El pasado sábado sorprendió la ausencia de Washington Aguerre en la convocatoria de Peñarol para el amistoso en Maldonado ante River Plate, cuando Diego Aguirre había confirmado días antes que él iba a atajar en ese partido.

Desde el club informaron a FútbolUy que la situación deriva de una “diferencia legal” en el contrato.

Rodolfo Catino, secretario general del Carbonero, dio la autorización para que se firmara el contrato AUF, que es lo que autoriza al jugador a poder jugar en Peñarol, pero no estaba de acuerdo con “otros documentos” que no firmó “por protección al club”.

Catino planteó que “buscaran una solución alternativa para evitar problemas al club”, y por ese motivo este martes por la mañana se realizó un consejo directivo con la presencia además del jugador y su representante, Rafael Monge.

A la salida del mitin, Ignacio Ruglio, presidente de Peñarol, aseguró que “ya estaba arreglado”. “Ya estaba todo el contrato hecho, había algunas cosas puntuales que Rodolfo había visto, un par de objeciones puntuales que quedaron resueltas”, añadió.

“Puntos de los contratos, nada más que eso.
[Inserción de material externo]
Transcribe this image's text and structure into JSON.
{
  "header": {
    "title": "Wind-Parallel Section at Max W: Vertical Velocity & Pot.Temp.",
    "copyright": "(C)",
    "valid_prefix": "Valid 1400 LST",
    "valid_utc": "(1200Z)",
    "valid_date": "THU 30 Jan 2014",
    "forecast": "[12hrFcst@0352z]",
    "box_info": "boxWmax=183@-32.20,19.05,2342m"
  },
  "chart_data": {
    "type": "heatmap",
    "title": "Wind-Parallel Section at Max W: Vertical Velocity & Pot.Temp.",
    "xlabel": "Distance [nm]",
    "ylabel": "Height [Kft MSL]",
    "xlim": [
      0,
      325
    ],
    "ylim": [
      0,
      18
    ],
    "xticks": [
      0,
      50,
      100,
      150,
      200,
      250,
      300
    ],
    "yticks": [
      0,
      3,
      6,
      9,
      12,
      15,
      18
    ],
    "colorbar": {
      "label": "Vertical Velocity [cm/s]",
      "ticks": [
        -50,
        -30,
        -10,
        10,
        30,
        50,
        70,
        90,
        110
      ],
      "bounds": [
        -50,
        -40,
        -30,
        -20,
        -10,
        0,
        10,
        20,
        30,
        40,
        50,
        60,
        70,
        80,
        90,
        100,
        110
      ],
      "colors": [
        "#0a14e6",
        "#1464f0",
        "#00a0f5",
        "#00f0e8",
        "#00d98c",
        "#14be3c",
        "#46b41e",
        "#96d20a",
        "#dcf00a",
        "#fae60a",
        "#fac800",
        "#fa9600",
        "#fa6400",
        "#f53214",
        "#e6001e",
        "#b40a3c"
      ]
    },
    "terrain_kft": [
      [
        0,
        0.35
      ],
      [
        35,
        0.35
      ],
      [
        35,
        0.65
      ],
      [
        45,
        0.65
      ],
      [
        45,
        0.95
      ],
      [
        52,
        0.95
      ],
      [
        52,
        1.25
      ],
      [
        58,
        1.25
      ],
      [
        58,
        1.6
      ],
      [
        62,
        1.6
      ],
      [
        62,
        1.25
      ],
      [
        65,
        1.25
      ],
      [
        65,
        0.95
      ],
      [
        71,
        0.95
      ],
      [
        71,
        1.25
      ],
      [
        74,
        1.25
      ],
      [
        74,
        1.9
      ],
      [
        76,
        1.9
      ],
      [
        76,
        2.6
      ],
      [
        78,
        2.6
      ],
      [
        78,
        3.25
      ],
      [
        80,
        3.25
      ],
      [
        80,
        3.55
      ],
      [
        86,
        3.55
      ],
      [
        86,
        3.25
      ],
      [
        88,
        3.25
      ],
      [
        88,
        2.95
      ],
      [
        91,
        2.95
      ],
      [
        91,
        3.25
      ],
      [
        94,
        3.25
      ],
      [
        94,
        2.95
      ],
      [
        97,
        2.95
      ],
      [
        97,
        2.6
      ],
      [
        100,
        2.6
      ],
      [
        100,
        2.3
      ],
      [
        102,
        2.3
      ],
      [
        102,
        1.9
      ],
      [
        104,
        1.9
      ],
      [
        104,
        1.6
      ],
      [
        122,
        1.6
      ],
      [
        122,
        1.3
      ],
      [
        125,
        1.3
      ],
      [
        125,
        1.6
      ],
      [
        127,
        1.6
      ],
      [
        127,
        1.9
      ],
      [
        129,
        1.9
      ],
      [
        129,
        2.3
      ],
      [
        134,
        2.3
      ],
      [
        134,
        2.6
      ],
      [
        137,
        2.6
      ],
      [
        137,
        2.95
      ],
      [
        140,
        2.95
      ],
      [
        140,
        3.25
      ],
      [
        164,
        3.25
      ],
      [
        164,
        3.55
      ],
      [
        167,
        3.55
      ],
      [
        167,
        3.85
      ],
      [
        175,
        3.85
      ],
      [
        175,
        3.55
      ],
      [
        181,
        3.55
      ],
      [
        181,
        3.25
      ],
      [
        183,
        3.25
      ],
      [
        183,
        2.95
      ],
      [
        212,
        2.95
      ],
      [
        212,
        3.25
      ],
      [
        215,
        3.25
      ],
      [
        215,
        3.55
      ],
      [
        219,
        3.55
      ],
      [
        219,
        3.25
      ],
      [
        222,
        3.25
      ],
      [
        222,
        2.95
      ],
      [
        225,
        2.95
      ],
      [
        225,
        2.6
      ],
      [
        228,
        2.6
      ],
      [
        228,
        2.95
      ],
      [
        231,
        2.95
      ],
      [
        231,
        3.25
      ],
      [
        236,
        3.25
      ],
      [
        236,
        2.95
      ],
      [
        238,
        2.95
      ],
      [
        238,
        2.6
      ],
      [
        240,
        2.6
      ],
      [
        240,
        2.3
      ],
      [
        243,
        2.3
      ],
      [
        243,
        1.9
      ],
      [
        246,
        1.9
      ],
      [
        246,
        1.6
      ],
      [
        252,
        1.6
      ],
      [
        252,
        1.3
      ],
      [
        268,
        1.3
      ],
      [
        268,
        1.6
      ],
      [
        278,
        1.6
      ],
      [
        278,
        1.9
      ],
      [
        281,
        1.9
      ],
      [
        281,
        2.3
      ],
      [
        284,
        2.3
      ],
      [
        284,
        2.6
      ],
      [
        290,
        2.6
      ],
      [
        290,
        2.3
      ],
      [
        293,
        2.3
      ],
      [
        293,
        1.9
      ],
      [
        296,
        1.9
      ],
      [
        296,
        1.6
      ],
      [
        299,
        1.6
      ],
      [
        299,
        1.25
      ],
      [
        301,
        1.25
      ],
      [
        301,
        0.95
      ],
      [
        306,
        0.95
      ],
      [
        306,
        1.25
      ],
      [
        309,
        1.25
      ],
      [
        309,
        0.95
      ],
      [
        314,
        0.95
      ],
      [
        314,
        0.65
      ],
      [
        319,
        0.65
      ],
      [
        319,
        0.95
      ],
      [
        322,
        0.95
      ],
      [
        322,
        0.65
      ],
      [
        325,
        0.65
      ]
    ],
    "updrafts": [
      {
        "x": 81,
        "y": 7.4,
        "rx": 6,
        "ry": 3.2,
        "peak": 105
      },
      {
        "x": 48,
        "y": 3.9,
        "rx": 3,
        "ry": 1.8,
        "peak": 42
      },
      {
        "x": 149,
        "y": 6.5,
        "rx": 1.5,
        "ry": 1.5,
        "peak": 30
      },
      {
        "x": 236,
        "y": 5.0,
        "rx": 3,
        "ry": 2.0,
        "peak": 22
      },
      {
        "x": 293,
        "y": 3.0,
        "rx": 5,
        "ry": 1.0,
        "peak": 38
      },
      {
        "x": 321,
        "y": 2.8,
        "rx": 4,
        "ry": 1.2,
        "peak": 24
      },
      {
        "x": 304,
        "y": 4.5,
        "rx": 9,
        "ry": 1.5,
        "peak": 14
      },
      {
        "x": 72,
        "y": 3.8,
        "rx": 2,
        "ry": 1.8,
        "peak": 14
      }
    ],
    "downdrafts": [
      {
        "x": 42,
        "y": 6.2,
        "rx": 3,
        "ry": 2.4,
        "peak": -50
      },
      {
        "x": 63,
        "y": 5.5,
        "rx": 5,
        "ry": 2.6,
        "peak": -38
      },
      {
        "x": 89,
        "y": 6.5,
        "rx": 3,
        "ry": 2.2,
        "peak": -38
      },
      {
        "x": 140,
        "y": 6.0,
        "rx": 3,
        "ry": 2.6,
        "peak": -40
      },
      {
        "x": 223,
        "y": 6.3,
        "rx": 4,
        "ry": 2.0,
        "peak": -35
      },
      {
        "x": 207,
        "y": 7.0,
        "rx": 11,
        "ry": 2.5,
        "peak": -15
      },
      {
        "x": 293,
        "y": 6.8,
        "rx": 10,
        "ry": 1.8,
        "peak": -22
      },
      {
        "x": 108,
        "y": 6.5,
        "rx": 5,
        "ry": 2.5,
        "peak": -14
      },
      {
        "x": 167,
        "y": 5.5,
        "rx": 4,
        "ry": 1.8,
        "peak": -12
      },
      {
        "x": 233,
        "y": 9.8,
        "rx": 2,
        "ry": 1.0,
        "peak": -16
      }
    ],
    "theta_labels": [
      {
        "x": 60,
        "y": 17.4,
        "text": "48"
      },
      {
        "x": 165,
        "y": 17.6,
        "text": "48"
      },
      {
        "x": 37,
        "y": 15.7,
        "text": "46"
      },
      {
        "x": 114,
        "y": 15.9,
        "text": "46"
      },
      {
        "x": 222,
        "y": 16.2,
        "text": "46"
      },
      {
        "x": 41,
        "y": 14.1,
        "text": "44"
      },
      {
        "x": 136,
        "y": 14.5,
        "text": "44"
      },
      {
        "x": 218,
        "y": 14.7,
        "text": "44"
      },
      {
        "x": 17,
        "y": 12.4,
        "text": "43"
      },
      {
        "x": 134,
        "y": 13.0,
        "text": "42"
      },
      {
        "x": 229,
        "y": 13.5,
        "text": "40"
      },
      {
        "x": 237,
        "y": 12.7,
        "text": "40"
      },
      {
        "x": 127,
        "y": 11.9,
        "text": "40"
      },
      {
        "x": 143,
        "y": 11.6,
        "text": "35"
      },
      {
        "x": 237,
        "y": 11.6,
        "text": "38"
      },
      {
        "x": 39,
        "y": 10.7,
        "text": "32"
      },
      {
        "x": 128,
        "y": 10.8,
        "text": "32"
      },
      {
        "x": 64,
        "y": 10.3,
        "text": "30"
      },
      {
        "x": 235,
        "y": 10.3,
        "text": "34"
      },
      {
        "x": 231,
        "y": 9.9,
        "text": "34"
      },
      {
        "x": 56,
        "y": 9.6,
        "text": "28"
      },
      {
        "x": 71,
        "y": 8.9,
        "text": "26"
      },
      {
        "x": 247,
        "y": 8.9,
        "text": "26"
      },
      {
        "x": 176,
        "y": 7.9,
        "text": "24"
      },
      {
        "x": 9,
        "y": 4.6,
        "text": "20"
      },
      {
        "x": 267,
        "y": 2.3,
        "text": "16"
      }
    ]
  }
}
Queda en el seno del consejo directivo”, aclaró, y siguió: “El contrato ya estaba firmado y Aguerre ya era jugador de Peñarol. Se hizo una votación sobre el complementario que había, solo como para dar la opinión de cada uno”.

“Washington entrena con normalidad. En estas horas salieron un montón de cosas, como que él no iba a entrenar. Peñarol siempre es caja de resonancia y en año electoral, mucho más. Nada de eso era verdad”, indicó.

Y ahondó sobre esa “caja de resonancia”: “Ayer Aguirre me dice: ‘me escribió un periodista [preguntándome si] no dirijo hoy de noche porque estoy enojado’. ‘Por qué sale que estoy enojado si pongo a Julio Mozzo como premio a que es bicampeón con la Tercera?’. Es año electoral, van a salir bolazos todos los días”.

“Hay cosas que muchas veces salen de acá adentro. Cada vez hay más programas y gente opinando. Si alguien tiene ganas de ponernos noticias falsas…”, comentó, y cerró: “Hay youtubers que hasta pueden operar para el rival, soy un convencido de que mucha de esa gente está paga por gente del equipo rival para desestabilizar”.

Catino, por su parte, destacó afuera del Palacio Cr. Gastón Güelfi que “la situación se terminó arreglando” porque “se cambiaron los contratos y se resguardaron las situaciones que yo entendía que eran problemáticas para el club”.

“El representante y el jugador pusieron muy buena disposición para intentar solucionar”, agregó.

Con respecto a la votación que se hizo, que fue 8-3 a favor del contrato, dijo: “Voté en contra porque no estoy de acuerdo con algunas cosas que no tienen que ver con lo que iba a firmar. Ahora firmo, pero no estaba de acuerdo con algunas cosas del contrato”.

“No se puede presentar a un jugador cuando no está firmado. Eso es un error que debe cambiar, y lo dije adentro”, concluyó.